Questi ragazzi hanno bisogno di capire che cosa vogliono e noi non possiamo dire ciò che non si
dice, non si fa o non si tocca, noi abbiamo bisogno di ascoltare i loro desideri e leggerli alla luce del
Vangelo. Non si è lontani dalla fede. Bisognerebbe guardare con più positività e chiedersi perché i
giovani pongono alla Chiesa degli interrogativi, perché chiedono qualcosa. E noi dobbiamo capire
cosa senza spaventarci. Forse dobbiamo abbattere le difese corporative che a volte innalziamo di
fronte a certe domande che ci mettono un po’ a nudo, allo scoperto».

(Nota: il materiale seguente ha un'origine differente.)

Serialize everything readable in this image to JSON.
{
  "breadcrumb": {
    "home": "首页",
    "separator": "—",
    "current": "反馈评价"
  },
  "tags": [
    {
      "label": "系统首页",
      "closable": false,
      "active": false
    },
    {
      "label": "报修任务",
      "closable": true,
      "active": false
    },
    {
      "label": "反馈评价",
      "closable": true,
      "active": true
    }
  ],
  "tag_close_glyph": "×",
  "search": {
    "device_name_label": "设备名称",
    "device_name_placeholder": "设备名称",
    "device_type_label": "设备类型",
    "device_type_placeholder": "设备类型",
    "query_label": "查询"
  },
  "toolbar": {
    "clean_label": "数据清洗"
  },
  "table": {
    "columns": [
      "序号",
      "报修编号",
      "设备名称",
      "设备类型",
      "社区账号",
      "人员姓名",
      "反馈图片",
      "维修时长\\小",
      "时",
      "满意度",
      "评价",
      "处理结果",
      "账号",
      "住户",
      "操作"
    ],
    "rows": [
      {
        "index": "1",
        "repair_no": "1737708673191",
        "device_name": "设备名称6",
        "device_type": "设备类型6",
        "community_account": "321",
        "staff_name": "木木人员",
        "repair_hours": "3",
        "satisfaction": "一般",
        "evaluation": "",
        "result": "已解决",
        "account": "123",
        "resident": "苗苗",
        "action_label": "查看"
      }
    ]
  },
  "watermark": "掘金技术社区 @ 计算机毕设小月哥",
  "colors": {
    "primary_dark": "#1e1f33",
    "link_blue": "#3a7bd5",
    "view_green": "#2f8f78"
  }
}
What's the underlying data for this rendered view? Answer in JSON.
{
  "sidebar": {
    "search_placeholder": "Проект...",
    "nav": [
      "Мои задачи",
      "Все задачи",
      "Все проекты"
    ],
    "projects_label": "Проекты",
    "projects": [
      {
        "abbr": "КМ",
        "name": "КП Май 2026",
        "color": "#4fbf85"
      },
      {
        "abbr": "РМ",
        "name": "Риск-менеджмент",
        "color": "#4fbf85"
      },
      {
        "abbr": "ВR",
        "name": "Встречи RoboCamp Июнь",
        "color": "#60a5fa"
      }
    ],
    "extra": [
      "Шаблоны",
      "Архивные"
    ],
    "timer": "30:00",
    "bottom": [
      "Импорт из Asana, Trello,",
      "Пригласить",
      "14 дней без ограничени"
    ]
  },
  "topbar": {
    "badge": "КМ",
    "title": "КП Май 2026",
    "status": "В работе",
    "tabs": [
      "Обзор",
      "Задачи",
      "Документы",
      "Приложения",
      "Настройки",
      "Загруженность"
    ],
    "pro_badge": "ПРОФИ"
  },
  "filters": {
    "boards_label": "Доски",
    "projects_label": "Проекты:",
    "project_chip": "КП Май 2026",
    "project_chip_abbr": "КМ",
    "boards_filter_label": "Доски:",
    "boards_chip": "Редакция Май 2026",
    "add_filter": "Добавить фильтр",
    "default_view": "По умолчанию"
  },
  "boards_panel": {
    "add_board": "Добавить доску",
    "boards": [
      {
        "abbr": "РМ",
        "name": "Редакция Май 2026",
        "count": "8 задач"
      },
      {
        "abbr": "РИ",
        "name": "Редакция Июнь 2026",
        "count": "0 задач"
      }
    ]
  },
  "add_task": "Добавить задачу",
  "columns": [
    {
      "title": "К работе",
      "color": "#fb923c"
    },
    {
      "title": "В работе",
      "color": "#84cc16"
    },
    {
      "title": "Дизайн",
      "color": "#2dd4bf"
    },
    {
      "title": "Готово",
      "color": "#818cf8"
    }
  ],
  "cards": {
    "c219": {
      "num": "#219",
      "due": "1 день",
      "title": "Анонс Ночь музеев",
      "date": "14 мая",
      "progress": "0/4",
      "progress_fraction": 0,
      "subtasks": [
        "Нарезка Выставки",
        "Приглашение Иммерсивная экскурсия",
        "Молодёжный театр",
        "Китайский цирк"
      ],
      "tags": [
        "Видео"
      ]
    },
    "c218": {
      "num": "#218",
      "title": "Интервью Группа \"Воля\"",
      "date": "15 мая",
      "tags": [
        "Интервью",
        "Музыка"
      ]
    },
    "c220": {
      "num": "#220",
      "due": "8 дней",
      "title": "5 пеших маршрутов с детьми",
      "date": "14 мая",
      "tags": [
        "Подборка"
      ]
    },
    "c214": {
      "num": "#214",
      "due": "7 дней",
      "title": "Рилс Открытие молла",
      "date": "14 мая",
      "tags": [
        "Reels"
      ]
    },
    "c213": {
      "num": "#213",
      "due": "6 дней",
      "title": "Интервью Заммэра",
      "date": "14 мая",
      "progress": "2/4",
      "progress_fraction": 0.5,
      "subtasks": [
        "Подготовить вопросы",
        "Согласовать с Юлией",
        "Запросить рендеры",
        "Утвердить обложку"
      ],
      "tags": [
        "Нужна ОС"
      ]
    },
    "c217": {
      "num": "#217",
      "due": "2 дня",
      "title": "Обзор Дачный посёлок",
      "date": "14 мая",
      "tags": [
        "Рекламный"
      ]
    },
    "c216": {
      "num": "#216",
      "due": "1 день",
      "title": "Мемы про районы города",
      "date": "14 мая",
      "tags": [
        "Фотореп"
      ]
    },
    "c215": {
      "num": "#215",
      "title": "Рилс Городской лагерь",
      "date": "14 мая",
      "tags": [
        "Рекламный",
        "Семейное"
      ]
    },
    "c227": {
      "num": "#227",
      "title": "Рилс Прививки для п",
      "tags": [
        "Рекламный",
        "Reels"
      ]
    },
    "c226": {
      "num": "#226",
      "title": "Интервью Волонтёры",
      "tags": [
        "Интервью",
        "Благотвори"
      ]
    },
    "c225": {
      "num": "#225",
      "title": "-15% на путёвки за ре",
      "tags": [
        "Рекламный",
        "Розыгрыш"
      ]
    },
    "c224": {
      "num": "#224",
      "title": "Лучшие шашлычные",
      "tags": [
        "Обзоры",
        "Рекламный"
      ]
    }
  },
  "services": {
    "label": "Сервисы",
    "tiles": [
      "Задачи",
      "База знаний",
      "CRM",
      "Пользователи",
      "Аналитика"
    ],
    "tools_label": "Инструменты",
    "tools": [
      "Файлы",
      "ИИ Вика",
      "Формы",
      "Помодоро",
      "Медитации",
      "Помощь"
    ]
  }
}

Il sinodo promuove la missione come stile ecclesiale: qual è la nostra “terra” di missione ed
evangelizzazione oggi?
«Io individuerei tre luoghi di evangelizzazione. Uno è la nostra realtà personale, il nostro profondo,
la nostra realtà esistenziale di persona che ha bisogno di essere evangelizzata perché a volte la
nostra fede rimane alla superficie, si limita alle cose da fare e a quelle da non fare e non entra
invece nel profondo del nostro essere caratterizzando tutti i movimenti, tutte le emozioni. Abbiamo
bisogno di configurarci a Cristo, di fare in modo che tutta la nostra realtà più profonda sia
illuminata dalla sua presenza, quindi di assumere anche delle categorie diverse. L’altro terreno di
evangelizzazione io penso che sia dentro la Chiesa, perché abbiamo bisogno dentro la nostra Chiesa
di ritrovare quei valori, quei fili che ci siamo perduti. Ma non per trascuratezza, proprio perché
abbiamo sempre guardato la missione come qualcosa da andare a fare a qualcuno, invece forse
abbiamo bisogno di rievangelizzare proprio le nostre comunità parrocchiali, quella diocesana, le
nostre comunità familiari, le nostre comunità religiose. Abbiamo l’occasione con il Sinodo di
ripensare alla nostra vita di fede, a come essere credibili anche nella vita di fede. E infine c’è l’altra
terra di missione che è verso tutti color che ancora non conoscono il Cristo o comunque hanno
un’altra esperienza di un’altra fede. E non si pensi solo a fare proseliti e a convertire, ma a
testimoniare che Cristo è la nostra vita, perché noi diventiamo credibili e missionari solo quando
veramente Cristo è la nostra vita. È impensabile poter andare verso gli altri senza aver evangelizzato
la nostra vita. In altri termini possiamo dire che è una conversione che deve avvenire fra di noi. La
terra di missione è la nostra conversione, la conversione della Chiesa e l’annuncio alle genti perché
possano convertirsi, cioè far marcia indietro e tornare verso il vero autore della vita e il vero senso
di ogni uomo in questo mondo: Dio che è Padre, Figlio e Spirito Santo».